BEING AMERICAN AND CATHOLIC - #8

 

A DUAL CITIZENSHIP

 

                We inescapably belong to two cities.  We are citizens of the earthly city here below.  We are at home in Athens and in Jerusalem.  We dwell in a cosmos that is our responsibility to sustain.  But we are also citizens of the heavenly city on high.  We yearn for a holy city, a transformed Athens and a glorious Jerusalem.  We are resident aliens sojourning towards the celestial realm.  How do we handle dual citizenship on local and global levels?

                The founders of our nation did not make Anglicanism the official church of the land.  They did not give any one church a privileged seat at America’s lunch counter.  Instead, they intended that there would be some kind of hedge between church and state.  Each would have its role in the fledgling nation.

                The founders did not want a rigid separation of church and state.  In fact, the first time that the language of separation of church and state was used was in a decision handed down by the Supreme Court in the late 1940s.  The founders left each citizen free to practice any or no religion.  Every church contributed to the luster of the commonwealth by crafting good, responsible, and virtuous citizens.

                What is the role of church and state?  What are their spheres of influence?  The church exists to help its members as they journey along their life’s pathway.  It helps them in their desire for communion with God and their hope for salvation.  It brings them into fellowship with others in building up the earthly city, the Athens and Jerusalem here below.  Christians participate in the world, especially in the educational, social service, health care, and political spheres of the nation.  Christians bring their gifts of expertise, integrity, and public service to environmental and human betterment.  They dedicate themselves to justice and peace, compassion and charity.

                The state concerns itself with civil society.  It works for public order, creates laws that allow the nation to function justly and harmoniously, fosters public peace, provides for education, safety, labor-management cooperation, and health.  The modern state also has assumed responsibility for the poor and the marginalized.  It offers services and protects those who would be victimized.

                In short, the church and the state have their own goals and spheres of influence.  They affirm one another when each lives up to its role in society.  They also critique and call each other to accountability.  The idea of separation and state means that neither party should overstep its place in society or pretend to have competency in the other’s sphere of influence.

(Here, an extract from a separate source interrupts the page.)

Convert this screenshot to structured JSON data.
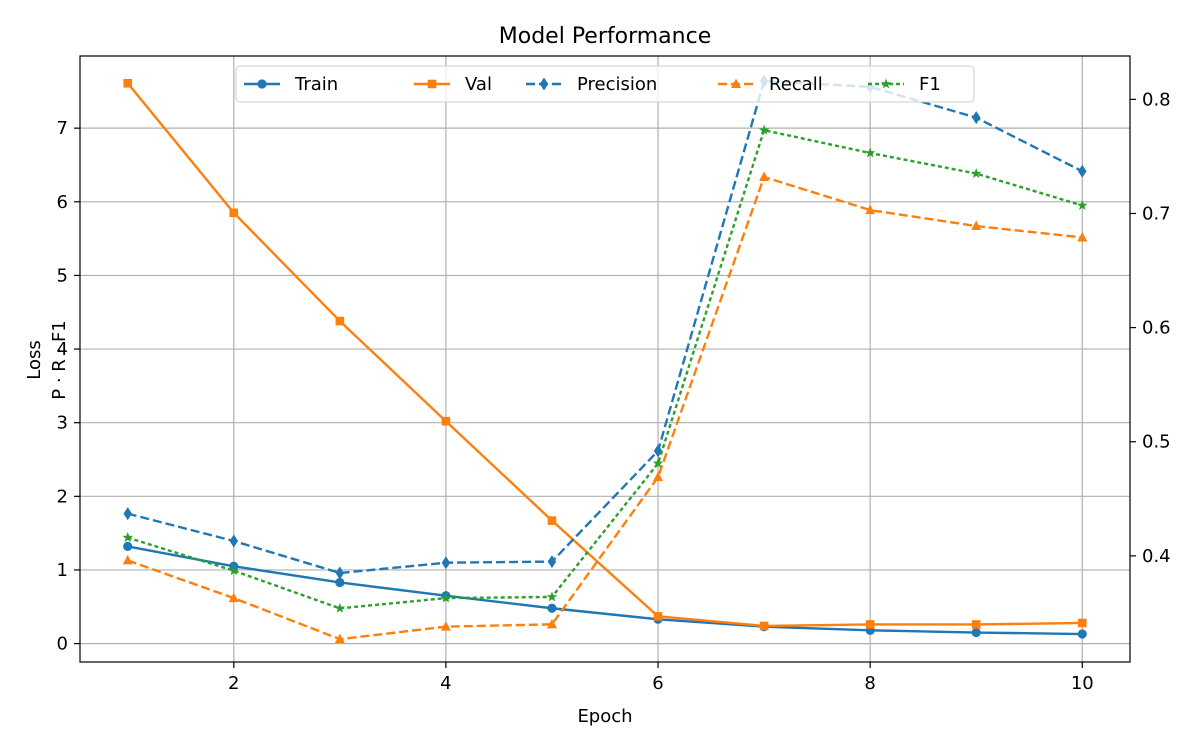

                The question of the role and the relationship of church and the state began during the Gilded Age (1875-1901) when America and Western Europe entered the industrial age and encountered socialism for the first time.  Millions lived without property and prosperity.  The poor, especially immigrant workers, labored twelve hours a day in factories, in building canals  and railroads, and in mining.  Families lived in penury.  Women and children were subjected to subhuman conditions.  They were denied education and health care.  Workplace health and safety standards and law did not exist.  Tragedy and death stalked many of our forebears.